而剩下那三名在战场中,小跑着游曳观望和小声谈笑中的阿瓦尔骑兵;也像是如梦初醒一般的,纷纷抄起鞍鞯套中的反曲角弓;一边稳稳小跑着趋近,一边毫不犹豫对着江畋连发搭射不休……
然而破空而至的箭羽纷纷,却大多数都落在了急速翻滚闪避的江畋身后;只见数个翻滚起落之后,他已经趋近到了那名,被反拉下马的骑兵身侧。而对方虽然一条臂膀变形,却毫不犹豫另手拔刀。
然后只拔出大半刀刃,就被江畋眼疾手快的一把反推入鞘;另手握拳突指勐然轰击在对方,裘帽边缘的耳根下方处;顿时就像骤然脱水的鱼儿,突然眼神涣散偏头侧身就倒;又被江畋拉挡在身前。

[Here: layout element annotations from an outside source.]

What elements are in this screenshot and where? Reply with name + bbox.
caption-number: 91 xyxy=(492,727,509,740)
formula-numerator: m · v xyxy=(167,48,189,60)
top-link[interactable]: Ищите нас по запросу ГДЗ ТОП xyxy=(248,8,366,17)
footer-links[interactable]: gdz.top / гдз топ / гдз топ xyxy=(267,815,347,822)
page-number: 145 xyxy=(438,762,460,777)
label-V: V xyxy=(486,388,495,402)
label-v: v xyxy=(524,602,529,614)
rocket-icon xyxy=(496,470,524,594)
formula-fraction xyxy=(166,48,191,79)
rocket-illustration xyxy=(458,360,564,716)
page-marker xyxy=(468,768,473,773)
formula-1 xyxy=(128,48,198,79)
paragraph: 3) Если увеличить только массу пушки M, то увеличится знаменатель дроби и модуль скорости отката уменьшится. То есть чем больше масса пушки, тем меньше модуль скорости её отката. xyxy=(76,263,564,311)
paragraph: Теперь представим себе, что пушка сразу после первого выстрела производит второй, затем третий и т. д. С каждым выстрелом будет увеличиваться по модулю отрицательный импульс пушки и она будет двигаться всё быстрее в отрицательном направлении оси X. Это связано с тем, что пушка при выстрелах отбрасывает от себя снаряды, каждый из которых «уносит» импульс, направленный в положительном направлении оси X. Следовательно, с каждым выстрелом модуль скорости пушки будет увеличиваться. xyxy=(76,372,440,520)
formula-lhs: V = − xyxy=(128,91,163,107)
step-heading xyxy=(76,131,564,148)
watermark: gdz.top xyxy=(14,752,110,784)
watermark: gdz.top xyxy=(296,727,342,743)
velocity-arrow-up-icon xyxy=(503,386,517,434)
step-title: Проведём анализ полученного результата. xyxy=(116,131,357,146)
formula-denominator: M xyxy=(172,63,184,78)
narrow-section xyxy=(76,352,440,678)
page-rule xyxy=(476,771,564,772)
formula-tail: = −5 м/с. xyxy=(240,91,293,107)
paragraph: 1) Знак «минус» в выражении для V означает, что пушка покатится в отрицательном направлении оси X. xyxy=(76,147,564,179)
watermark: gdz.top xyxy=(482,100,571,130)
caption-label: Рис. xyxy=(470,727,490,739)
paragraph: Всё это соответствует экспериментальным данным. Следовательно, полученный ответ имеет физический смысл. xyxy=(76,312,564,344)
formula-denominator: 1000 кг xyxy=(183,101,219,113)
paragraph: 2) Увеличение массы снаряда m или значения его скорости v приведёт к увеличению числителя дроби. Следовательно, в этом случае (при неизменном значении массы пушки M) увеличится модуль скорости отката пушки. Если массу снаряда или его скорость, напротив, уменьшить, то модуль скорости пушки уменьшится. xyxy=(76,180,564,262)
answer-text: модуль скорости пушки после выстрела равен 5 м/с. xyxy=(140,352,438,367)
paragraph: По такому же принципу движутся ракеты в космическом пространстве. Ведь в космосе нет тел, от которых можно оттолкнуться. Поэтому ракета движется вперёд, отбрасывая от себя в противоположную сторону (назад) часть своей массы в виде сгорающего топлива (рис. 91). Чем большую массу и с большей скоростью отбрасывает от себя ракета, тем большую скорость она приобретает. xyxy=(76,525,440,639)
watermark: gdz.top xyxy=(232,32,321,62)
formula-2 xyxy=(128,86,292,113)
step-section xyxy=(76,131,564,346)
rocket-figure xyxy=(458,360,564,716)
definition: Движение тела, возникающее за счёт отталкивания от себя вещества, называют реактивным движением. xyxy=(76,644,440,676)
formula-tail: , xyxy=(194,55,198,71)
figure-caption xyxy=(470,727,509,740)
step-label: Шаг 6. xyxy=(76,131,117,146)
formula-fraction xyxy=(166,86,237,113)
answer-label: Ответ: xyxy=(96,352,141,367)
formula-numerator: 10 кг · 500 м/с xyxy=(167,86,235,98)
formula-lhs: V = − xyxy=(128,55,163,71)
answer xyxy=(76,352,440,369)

只听沉闷的噗嗤数声;几点带血的泛黑箭簇,自这名失神骑兵的肩膀、胸膛和手臂透出。下一刻,江畋也蹬腿踢踏起一大片的土石,纷纷扬扬遮挡了视野刹那;他已经拔刀勐然撞向其中一个方向。
随后,明显刺中撕裂肉体的滞涩与钝感,还有坐骑的嘶鸣声和喷涌而出的温暖湿润,刹那间占据了江畋的所有感触。然而在他沾染成一片血色的视野中,一柄沾满人体附着物的粗糙棍锤当头而至。
却又呼啸着略过残影扫击了个空,因为江畋已经顺势抓扯着鞍鞯,一跃而上抄持棍锤者的后背。又强忍着扑面而来的腥膻与积垢气息,贴身反绞住对方的脖颈;在激烈挣动和反撞之下卡察一转……
这时候,战场上就只剩下最后两名,反身而至的阿瓦尔骑兵。只见近在迟尺的他们毫不犹豫的纵马错身,左右开弓式的交叉挺矛,眼见就将马上的江畋与同伴穿刺成串;其中一名骑兵却失声痛呼。
却是江畋将夺来的棍锤,迎头砸在了他躲闪不及的大腿上;顿时就策马偏离开来。但另一名骑兵却已堪堪刺中了江畋,挡在身前的同伴尸体又骤然顿住;却是被江畋徒手夹捉住了鲜血淋漓的枪尖。